Thread: Going tubeless?
View Single Post
Old 06-12-20, 11:20 PM
  #16  
Racing Dan
Senior Member
 
Racing Dan's Avatar
 
Join Date: Aug 2015
Posts: 2,231
Mentioned: 9 Post(s)
Tagged: 0 Thread(s)
Quoted: 1335 Post(s)
Liked 318 Times in 216 Posts
Originally Posted by DrIsotope
I would say so, as the P Zero Velos are not tubeless, but straight clinchers. The only tubeless road bike tire from Pirelli is the Cinturato Velo TLR, which are fantastic (I put about 5,000 miles on a set.) So if you had a bad experience with P Zeroes tubeless, I can see why.

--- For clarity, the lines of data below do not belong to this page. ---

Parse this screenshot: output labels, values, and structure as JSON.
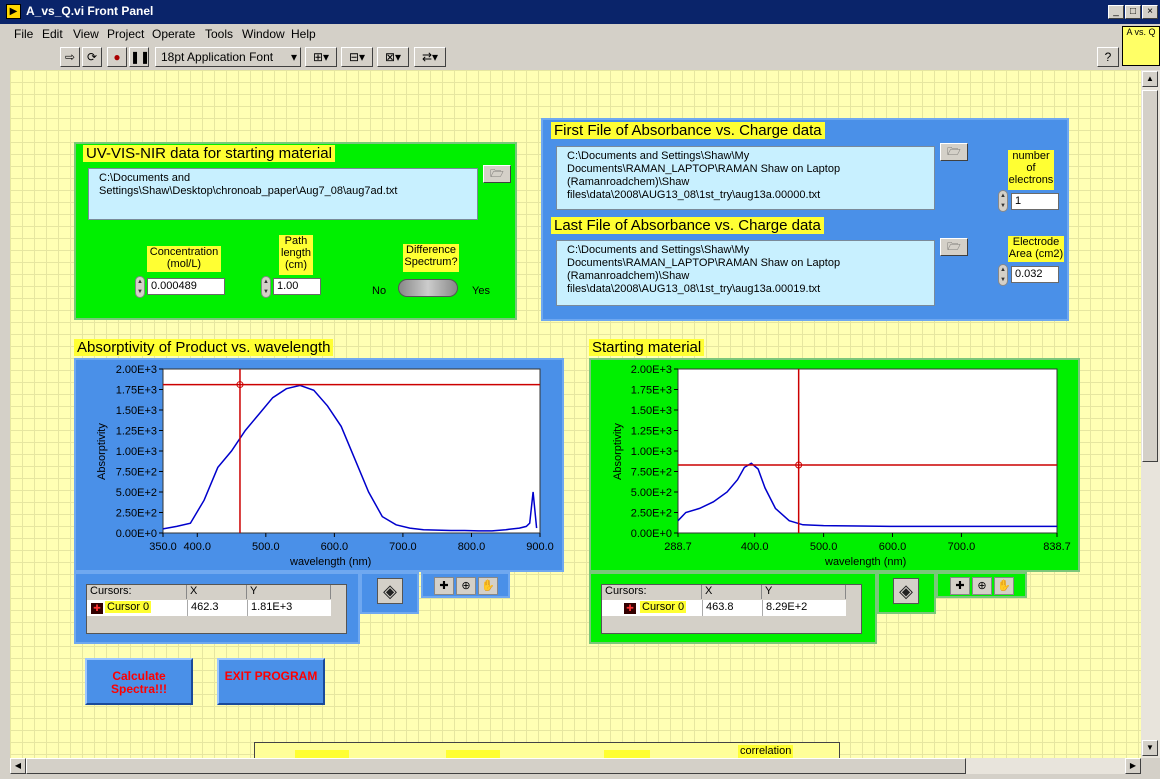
{
  "window": {
    "title": "A_vs_Q.vi Front Panel",
    "icon_text": "A vs. Q"
  },
  "menu": [
    "File",
    "Edit",
    "View",
    "Project",
    "Operate",
    "Tools",
    "Window",
    "Help"
  ],
  "toolbar": {
    "font": "18pt Application Font"
  },
  "uvvis": {
    "title": "UV-VIS-NIR data for starting material",
    "path": "C:\\Documents and Settings\\Shaw\\Desktop\\chronoab_paper\\Aug7_08\\aug7ad.txt",
    "concentration_label": "Concentration (mol/L)",
    "concentration_value": "0.000489",
    "path_length_label": "Path length (cm)",
    "path_length_value": "1.00",
    "difference_label": "Difference Spectrum?",
    "no": "No",
    "yes": "Yes"
  },
  "first_file": {
    "title": "First File of Absorbance vs. Charge data",
    "path": "C:\\Documents and Settings\\Shaw\\My Documents\\RAMAN_LAPTOP\\RAMAN Shaw on Laptop (Ramanroadchem)\\Shaw files\\data\\2008\\AUG13_08\\1st_try\\aug13a.00000.txt",
    "electrons_label": "number of electrons",
    "electrons_value": "1"
  },
  "last_file": {
    "title": "Last File of Absorbance vs. Charge data",
    "path": "C:\\Documents and Settings\\Shaw\\My Documents\\RAMAN_LAPTOP\\RAMAN Shaw on Laptop (Ramanroadchem)\\Shaw files\\data\\2008\\AUG13_08\\1st_try\\aug13a.00019.txt",
    "area_label": "Electrode Area (cm2)",
    "area_value": "0.032"
  },
  "chart_data": [
    {
      "type": "line",
      "title": "Absorptivity of Product vs. wavelength",
      "xlabel": "wavelength (nm)",
      "ylabel": "Absorptivity",
      "xlim": [
        350,
        900
      ],
      "ylim": [
        0,
        2000
      ],
      "x_ticks": [
        "350.0",
        "400.0",
        "500.0",
        "600.0",
        "700.0",
        "800.0",
        "900.0"
      ],
      "y_ticks": [
        "0.00E+0",
        "2.50E+2",
        "5.00E+2",
        "7.50E+2",
        "1.00E+3",
        "1.25E+3",
        "1.50E+3",
        "1.75E+3",
        "2.00E+3"
      ],
      "series": [
        {
          "color": "#0000cc",
          "x": [
            350,
            370,
            390,
            410,
            430,
            450,
            470,
            490,
            510,
            530,
            550,
            570,
            590,
            610,
            630,
            650,
            670,
            690,
            710,
            730,
            750,
            770,
            790,
            810,
            830,
            850,
            870,
            880,
            885,
            890,
            895
          ],
          "y": [
            50,
            80,
            120,
            400,
            800,
            1000,
            1250,
            1450,
            1650,
            1760,
            1800,
            1740,
            1550,
            1300,
            900,
            500,
            200,
            100,
            60,
            40,
            35,
            30,
            30,
            25,
            25,
            40,
            60,
            80,
            120,
            500,
            60
          ]
        }
      ],
      "cursor": {
        "name": "Cursor 0",
        "x": "462.3",
        "y": "1.81E+3",
        "xv": 462.3,
        "yv": 1810
      }
    },
    {
      "type": "line",
      "title": "Starting material",
      "xlabel": "wavelength (nm)",
      "ylabel": "Absorptivity",
      "xlim": [
        288.7,
        838.7
      ],
      "ylim": [
        0,
        2000
      ],
      "x_ticks": [
        "288.7",
        "400.0",
        "500.0",
        "600.0",
        "700.0",
        "838.7"
      ],
      "y_ticks": [
        "0.00E+0",
        "2.50E+2",
        "5.00E+2",
        "7.50E+2",
        "1.00E+3",
        "1.25E+3",
        "1.50E+3",
        "1.75E+3",
        "2.00E+3"
      ],
      "series": [
        {
          "color": "#0000cc",
          "x": [
            288.7,
            300,
            320,
            340,
            360,
            375,
            385,
            395,
            405,
            415,
            430,
            450,
            470,
            500,
            550,
            600,
            700,
            838.7
          ],
          "y": [
            150,
            250,
            300,
            380,
            500,
            650,
            800,
            850,
            780,
            550,
            300,
            150,
            100,
            90,
            85,
            80,
            80,
            80
          ]
        }
      ],
      "cursor": {
        "name": "Cursor 0",
        "x": "463.8",
        "y": "8.29E+2",
        "xv": 463.8,
        "yv": 829
      }
    }
  ],
  "cursor_headers": {
    "name": "Cursors:",
    "x": "X",
    "y": "Y"
  },
  "buttons": {
    "calculate": "Calculate Spectra!!!",
    "exit": "EXIT PROGRAM"
  },
  "bottom": {
    "correlation": "correlation"
  }
}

Dynaplugs are designed to be used for the life of the tire, and I have done so. I've plugged tires at under 500 miles, and ridden them plugged until cords were showing at +3,000 miles. Almost everything in that quote is wrong, save for the part about not all plugs being equal.


You also don't need ot throw away a tubeless tire with a hole in it. So long as cords haven't been cut, you can patch it from the inside with a typical tube patch. I've also done that, many, many, many times.

Why? You also said bacon strips can be left in for the life of the tyre. Seems like en unnecessary extra step if you can just plug it, like you said, with a bacon strip. - I mean why all this work to seal up a system that should just self seal with Stans in the first place and that you claimed to be able to seal for the life of the tyre, with a bacon strip, in the even that liquid sealant doesn't do what its supposed to do?


From my experience, big gashes in ordinary clinchers doesn't repair well with ordinary tube patches. They stretch and the gash opens a little. Ridable in a pinch, but lumpy.